Firstly, it is extremely boring. If you have 100 scripts to deal with in a compressed period of time, as so often, it is very hard to keep concentration going reliably. Sometimes the pile may be much larger than 100, which compounds the pain. But we all know that getting every question correctly marked is extremely important, so a wandering attention is simply not acceptable. Nevertheless by the end of a long day it is a big ask. Every examiner knows that, even with a minutely documented mark scheme to go by, no two students answer questions in exactly the same way in exactly the same order, and it is important to be sure you don’t give the same mark twice – because the correct answer appears in two places several pages apart – or not at all, because the relevant remark turns up out of context. How anyone marks an essay in the humanities I don’t pretend to understand. In physics setting a mark scheme is at least viable.
Of course there is then the problem of reading what has been written. Students don’t write much these days (unless they are penning billets doux to pass across the lecture theatre, and I suspect this too is a dying art in the days of social media). That means their handwriting is under-utilised. Writing under pressure is hard. My late-lamented mother, always so willing to take me down a peg or too, used to say I only did so well in my History O Level because no one could read what I had written. With the hard won experience of marking I am sure that is the last reason I did well (instead I’d attribute it to the excellent teaching of my school teacher, a certain Mrs Milliband, now probably better known as the mother of Ed and David); a tired examiner may just decide not to give the benefit of the doubt to the finer points of an argument (or proof) if it just so difficult to read.
For one exam, for which I was the external examiner, no one could read the candidate’s writing at all and so the student was called in to read out their answers and dictate them so they could be typed out. It turned out they couldn’t read their own writing either. So, the warning given on the front of many exam booklets to ‘write legibly’ (and I’ve just checked this year’s batch and yes, that is exactly what is said) means just what it says. Of course, with any luck, soon students will be able to use laptops for much of this, to everyone’s benefit.

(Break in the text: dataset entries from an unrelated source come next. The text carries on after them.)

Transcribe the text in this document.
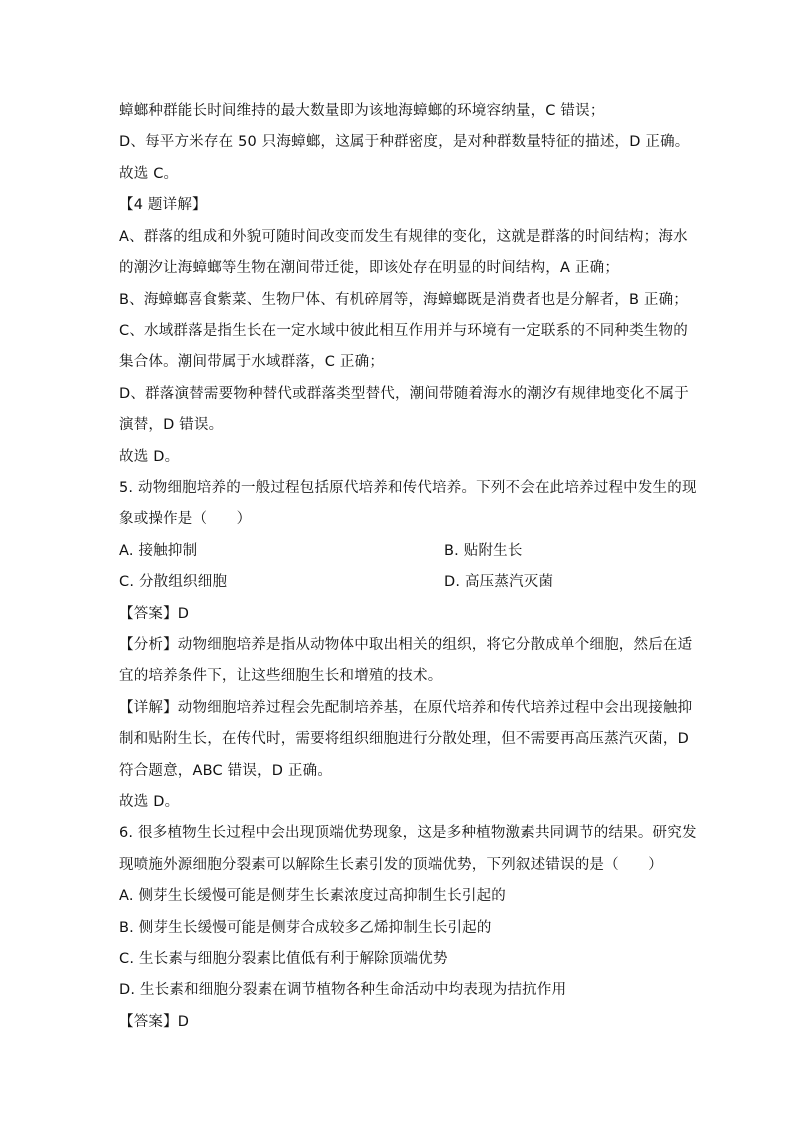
蟑螂种群能长时间维持的最大数量即为该地海蟑螂的环境容纳量，C 错误；
D、每平方米存在 50 只海蟑螂，这属于种群密度，是对种群数量特征的描述，D 正确。
故选 C。
【4 题详解】
A、群落的组成和外貌可随时间改变而发生有规律的变化，这就是群落的时间结构；海水
的潮汐让海蟑螂等生物在潮间带迁徙，即该处存在明显的时间结构，A 正确；
B、海蟑螂喜食紫菜、生物尸体、有机碎屑等，海蟑螂既是消费者也是分解者，B 正确；
C、水域群落是指生长在一定水域中彼此相互作用并与环境有一定联系的不同种类生物的
集合体。潮间带属于水域群落，C 正确；
D、群落演替需要物种替代或群落类型替代，潮间带随着海水的潮汐有规律地变化不属于
演替，D 错误。
故选 D。
5. 动物细胞培养的一般过程包括原代培养和传代培养。下列不会在此培养过程中发生的现
象或操作是（　　）
A. 接触抑制	B. 贴附生长
C. 分散组织细胞	D. 高压蒸汽灭菌
【答案】D
【分析】动物细胞培养是指从动物体中取出相关的组织，将它分散成单个细胞，然后在适
宜的培养条件下，让这些细胞生长和增殖的技术。
【详解】动物细胞培养过程会先配制培养基，在原代培养和传代培养过程中会出现接触抑
制和贴附生长，在传代时，需要将组织细胞进行分散处理，但不需要再高压蒸汽灭菌，D
符合题意，ABC 错误，D 正确。
故选 D。
6. 很多植物生长过程中会出现顶端优势现象，这是多种植物激素共同调节的结果。研究发
现喷施外源细胞分裂素可以解除生长素引发的顶端优势，下列叙述错误的是（　　）
A. 侧芽生长缓慢可能是侧芽生长素浓度过高抑制生长引起的
B. 侧芽生长缓慢可能是侧芽合成较多乙烯抑制生长引起的
C. 生长素与细胞分裂素比值低有利于解除顶端优势
D. 生长素和细胞分裂素在调节植物各种生命活动中均表现为拮抗作用
【答案】D
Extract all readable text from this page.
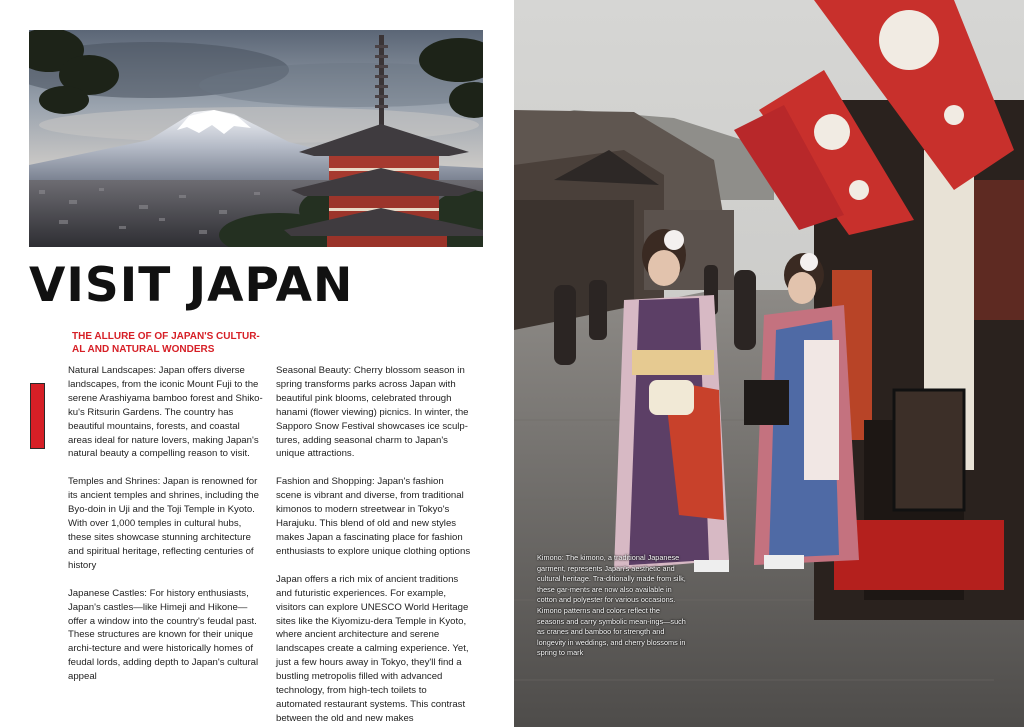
VISIT JAPAN

THE ALLURE OF OF JAPAN'S CULTUR-AL AND NATURAL WONDERS

Natural Landscapes: Japan offers diverse landscapes, from the iconic Mount Fuji to the serene Arashiyama bamboo forest and Shiko-ku's Ritsurin Gardens. The country has beautiful mountains, forests, and coastal areas ideal for nature lovers, making Japan's natural beauty a compelling reason to visit.

Temples and Shrines: Japan is renowned for its ancient temples and shrines, including the Byo-doin in Uji and the Toji Temple in Kyoto. With over 1,000 temples in cultural hubs, these sites showcase stunning architecture and spiritual heritage, reflecting centuries of history

Japanese Castles: For history enthusiasts, Japan's castles—like Himeji and Hikone—offer a window into the country's feudal past. These structures are known for their unique archi-tecture and were historically homes of feudal lords, adding depth to Japan's cultural appeal

Seasonal Beauty: Cherry blossom season in spring transforms parks across Japan with beautiful pink blooms, celebrated through hanami (flower viewing) picnics. In winter, the Sapporo Snow Festival showcases ice sculp-tures, adding seasonal charm to Japan's unique attractions.

Fashion and Shopping: Japan's fashion scene is vibrant and diverse, from traditional kimonos to modern streetwear in Tokyo's Harajuku. This blend of old and new styles makes Japan a fascinating place for fashion enthusiasts to explore unique clothing options

Japan offers a rich mix of ancient traditions and futuristic experiences. For example, visitors can explore UNESCO World Heritage sites like the Kiyomizu-dera Temple in Kyoto, where ancient architecture and serene landscapes create a calming experience. Yet, just a few hours away in Tokyo, they'll find a bustling metropolis filled with advanced technology, from high-tech toilets to automated restaurant systems. This contrast between the old and new makes

Kimono: The kimono, a traditional Japanese garment, represents Japan's aesthetic and cultural heritage. Tra-ditionally made from silk, these gar-ments are now also available in cotton and polyester for various occasions. Kimono patterns and colors reflect the seasons and carry symbolic mean-ings—such as cranes and bamboo for strength and longevity in weddings, and cherry blossoms in spring to mark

Thirdly there is that moment when you realise that a significant number of students are consistently not giving the answer expected. One year, long ago, it transpired that a particular question was entirely ambiguous and so two completely different answers had to be accepted. In my department questions are checked and rechecked by those other than the setter, but still these things happen far more often than one would like. Even without ambiguity it can be disconcerting when you realise that – for instance for an algebraic answer in terms of fundamental constants and some parameters – there may be multiple ways of writing the same equation which look wildly different but are actually all equivalent. It can take me (and presumably others) a large number of scripts to realise that that answer you’ve been marking wrong all morning is simply a different manifestation of the right answer. Re-marking is an even worse penance than doing it the first time.

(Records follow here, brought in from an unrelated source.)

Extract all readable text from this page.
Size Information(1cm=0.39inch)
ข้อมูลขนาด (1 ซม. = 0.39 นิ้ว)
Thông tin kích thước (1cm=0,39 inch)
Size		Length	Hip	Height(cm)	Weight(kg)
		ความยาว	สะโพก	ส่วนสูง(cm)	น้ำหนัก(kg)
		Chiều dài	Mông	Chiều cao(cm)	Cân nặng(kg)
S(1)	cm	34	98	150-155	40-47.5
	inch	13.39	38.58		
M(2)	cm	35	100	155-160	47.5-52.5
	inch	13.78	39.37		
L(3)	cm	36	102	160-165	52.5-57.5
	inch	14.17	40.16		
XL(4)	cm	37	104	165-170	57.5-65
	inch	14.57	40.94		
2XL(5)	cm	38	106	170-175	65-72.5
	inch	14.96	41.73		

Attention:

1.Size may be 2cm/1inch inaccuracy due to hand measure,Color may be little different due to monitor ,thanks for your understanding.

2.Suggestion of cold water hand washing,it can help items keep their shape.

Fourthly, there is the checking. This always takes an extraordinary amount of time, and usually far longer than the time mentally allocated. Firstly one has to check that every page of every script has been marked: students sometimes sneak the last part of question 4 onto the tail end of question 2 in a different booklet, but it has to be ferreted out and marked and correctly totted up. The practice here is that some indication has to be put on every page to show that it has been looked at (I use a red scribble in the corner of each page, if no actual mark is entered). Then one has to check that all marks have been correctly totalled, a task that is surprisingly difficult to get right consistently. And that all the marks are correctly entered against the correct candidate. Yes I know this all sounds trivially easy but each year I find I’ve lost concentration and put things in the wrong place. And, as the ultimate check, a second examiner checks everything again. And as second examiner I know how often a handful of errors are still found in the markbook. It is mortifying when my second examiner points out my own idiocies, but it is better than candidate A getting candidate B’s marks.

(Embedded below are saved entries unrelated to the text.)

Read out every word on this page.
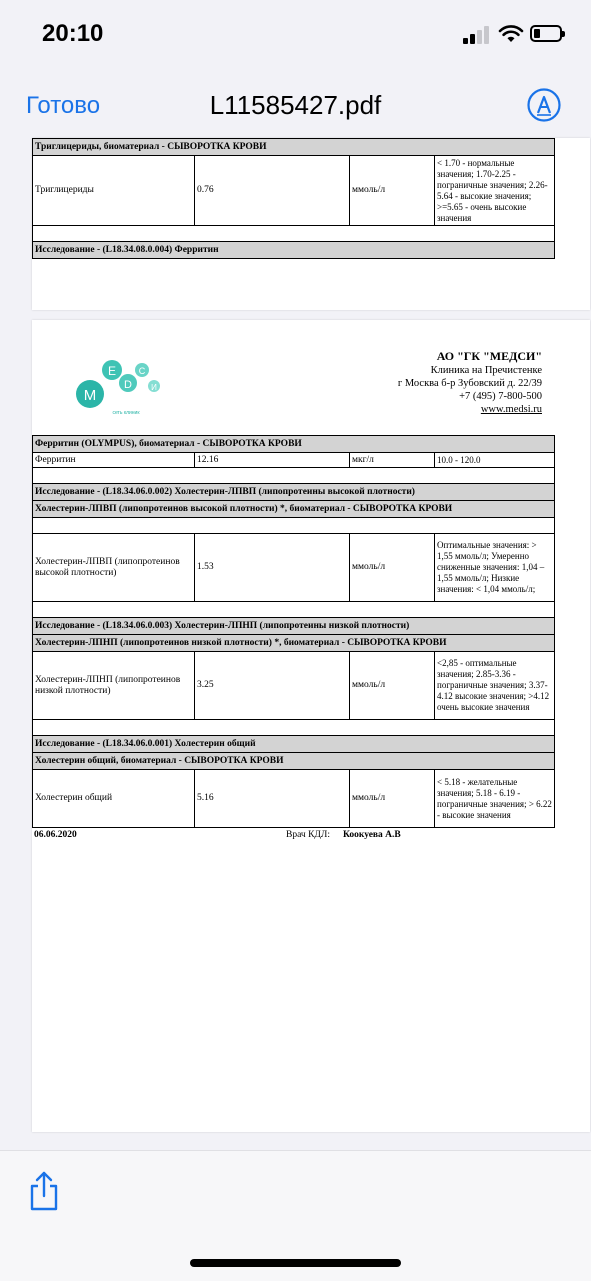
20:10
Готово	L11585427.pdf
Триглицериды, биоматериал - СЫВОРОТКА КРОВИ
Триглицериды	0.76	ммоль/л	< 1.70 - нормальные значения; 1.70-2.25 - пограничные значения; 2.26-5.64 - высокие значения; >=5.65 - очень высокие значения

Исследование - (L18.34.08.0.004) Ферритин
М
Е
D
С
И
сеть клиник
АО "ГК "МЕДСИ"
Клиника на Пречистенке
г Москва б-р Зубовский д. 22/39
+7 (495) 7-800-500
www.medsi.ru
Ферритин (OLYMPUS), биоматериал - СЫВОРОТКА КРОВИ			
Ферритин	12.16	мкг/л	10.0 - 120.0

Исследование - (L18.34.06.0.002) Холестерин-ЛПВП (липопротеины высокой плотности)			
Холестерин-ЛПВП (липопротеинов высокой плотности) *, биоматериал - СЫВОРОТКА КРОВИ			

Холестерин-ЛПВП (липопротеинов высокой плотности)	1.53	ммоль/л	Оптимальные значения: > 1,55 ммоль/л; Умеренно сниженные значения: 1,04 – 1,55 ммоль/л; Низкие значения: < 1,04 ммоль/л;

Исследование - (L18.34.06.0.003) Холестерин-ЛПНП (липопротеины низкой плотности)			
Холестерин-ЛПНП (липопротеинов низкой плотности) *, биоматериал - СЫВОРОТКА КРОВИ			
Холестерин-ЛПНП (липопротеинов низкой плотности)	3.25	ммоль/л	<2,85 - оптимальные значения; 2.85-3.36 - пограничные значения; 3.37-4.12 высокие значения; >4.12 очень высокие значения

Исследование - (L18.34.06.0.001) Холестерин общий			
Холестерин общий, биоматериал - СЫВОРОТКА КРОВИ			
Холестерин общий	5.16	ммоль/л	< 5.18 - желательные значения; 5.18 - 6.19 - пограничные значения; > 6.22 - высокие значения
06.06.2020	Врач КДЛ: Коокуева А.В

Finally, there is the report to write. This needs to identify how the mark scheme was actually used in practice, since small deviations from the original plan may be required because no student picked up one aspect or many students commented on something that hadn’t originally appeared in the scheme (these things usually arise when the lecturer has shifted content around a bit from previous years). It also needs to spell out the sorts of traps that students fell into or the things they found particularly hard – or easy. All of this takes time at a moment that the exhausted examiner just wants to curl up in a chair with a nice hot cup of tea, if not anything stronger.
I don’t expect any student to feel sorry for me and my fellow examiners, but I would like them to appreciate we take our duties very seriously. I have not yet met an examiner who was careless by intent or who didn’t work flat out to complete the task in good order. I have met examiners who have failed to deliver because of ill health (vide my last post) or other unanticipated problems. On that score I can at least say the only time I ducked out of my examining duties I had given about six months’ notice. This was when the due date of my first child fell neatly around examination time. When my mother died a week before I had to mark three years ago, I firmly decided I would not opt out of my duties because the load on anyone else would be intolerable. Interestingly, that was the one year my second marker found no mistakes in the mark book, showing that my need to focus hard in distressing times absolutely had worked.
Students, if you did stick with reading this, we do try hard on your behalf to be fair, accurate and consistent!